Forecasting accuracy as variance of close date
This is the difference between expected and actual close date measured in days. It is common practice for salespeople to pick the last day of a month/quarter as the expected close date for the bulk of their opportunities. In such cases, knowing that rep A's deals take on average 10 extra days to close from their original forecast day is invaluable.
4. Pipeline Tenancy
This metric shows you the average number of days a deal spends in a given stage of the pipeline before it closes. As a sales manager, you want to be mindful of the pipeline stages that deals tend to get stuck in. This is a great way to decide on training content and what individual reps need help with.
Knowing your team/reps' pipeline tenancy is the best way to spot staling deals.

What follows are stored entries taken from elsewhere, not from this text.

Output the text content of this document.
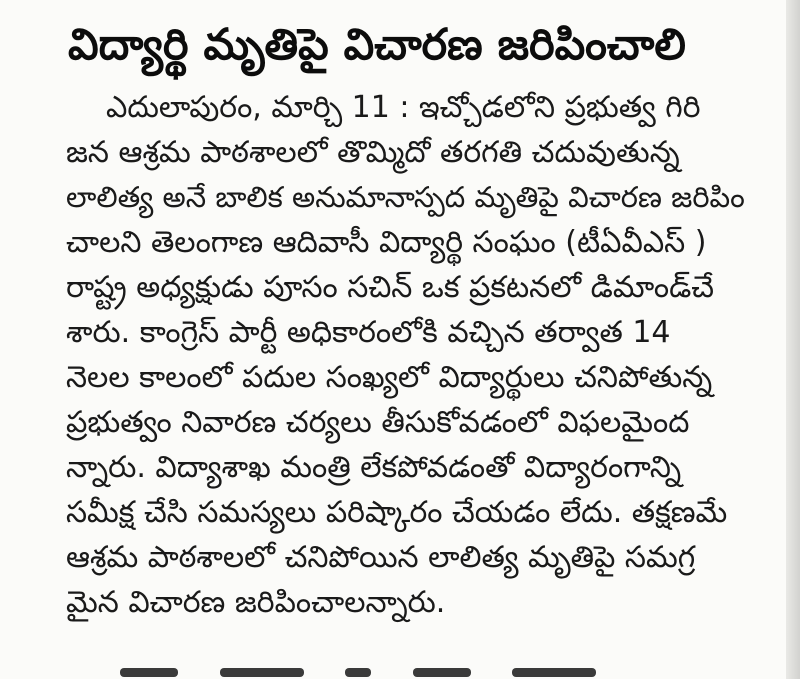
విద్యార్థి మృతిపై విచారణ జరిపించాలి
ఎదులాపురం, మార్చి 11 : ఇచ్చోడలోని ప్రభుత్వ గిరి
జన ఆశ్రమ పాఠశాలలో తొమ్మిదో తరగతి చదువుతున్న
లాలిత్య అనే బాలిక అనుమానాస్పద మృతిపై విచారణ జరిపిం
చాలని తెలంగాణ ఆదివాసీ విద్యార్థి సంఘం (టీఏవీఎస్ )
రాష్ట్ర అధ్యక్షుడు పూసం సచిన్ ఒక ప్రకటనలో డిమాండ్‌చే
శారు. కాంగ్రెస్ పార్టీ అధికారంలోకి వచ్చిన తర్వాత 14
నెలల కాలంలో పదుల సంఖ్యలో విద్యార్థులు చనిపోతున్న
ప్రభుత్వం నివారణ చర్యలు తీసుకోవడంలో విఫలమైంద
న్నారు. విద్యాశాఖ మంత్రి లేకపోవడంతో విద్యారంగాన్ని
సమీక్ష చేసి సమస్యలు పరిష్కారం చేయడం లేదు. తక్షణమే
ఆశ్రమ పాఠశాలలో చనిపోయిన లాలిత్య మృతిపై సమగ్ర
మైన విచారణ జరిపించాలన్నారు.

e.g. If you know that on average rep A's deals take 5 days to move from Proposal to Verbal Agreement and a deal has now been sitting in Verbal Agreement for say 2 weeks, that should tell you that something is not quite right. (Hint: Don't wait for 2 weeks to pass if the tenancy for a stage is only 5 days).
5. Probability of Closing
The actual likelihood of a deal being successfully closed based on the stage of the pipeline it’s currently in. The further down the pipeline a given deal is, the higher that percentage is. This percentage will tend to vary from rep to rep and is a great way to spot who needs help with what.
This is the single most important metric when it comes to building a reliable sales forecasting system based on weighted averages.
Any sales professional who has used Salesforce.com will be familiar with using weighted averages to forecast. The difference here, however, is that to have a reliable model, you need to account for the fact that the probability of closing will (significantly) vary for different salespeople. Knowing the numbers for your individual reps is the difference between a good and a great forecasting model.
Pro Tip: If you really want to take your team's sales forecasting to the next level, then you should consider not only what the actual probability of a deal closing is at a given stage, but also how it ties to remaining pipeline tenancy. This could be a bit hard to wrap your head around at first so here is an example:
A deal (worth $8,000) is expected to close in 6 days. It's currently sat in Proposal Shared. The probability of closing at Proposal Shared for rep A is 85%. Standard weighted average forecasting will put this deal at $6,800. Things start looking different if you know that it takes on average 10 days (4 more) for that deal to travel through the rest of the pipeline. TL;DR - the probability of closing, in that case, will be less than 85%. More importantly, it will continue decreasing as time goes on. This is what we call Dynamic forecasting and we'll cover in a different post.
Hopefully by keeping track of these data points you'll be better informed and help your team to perform better.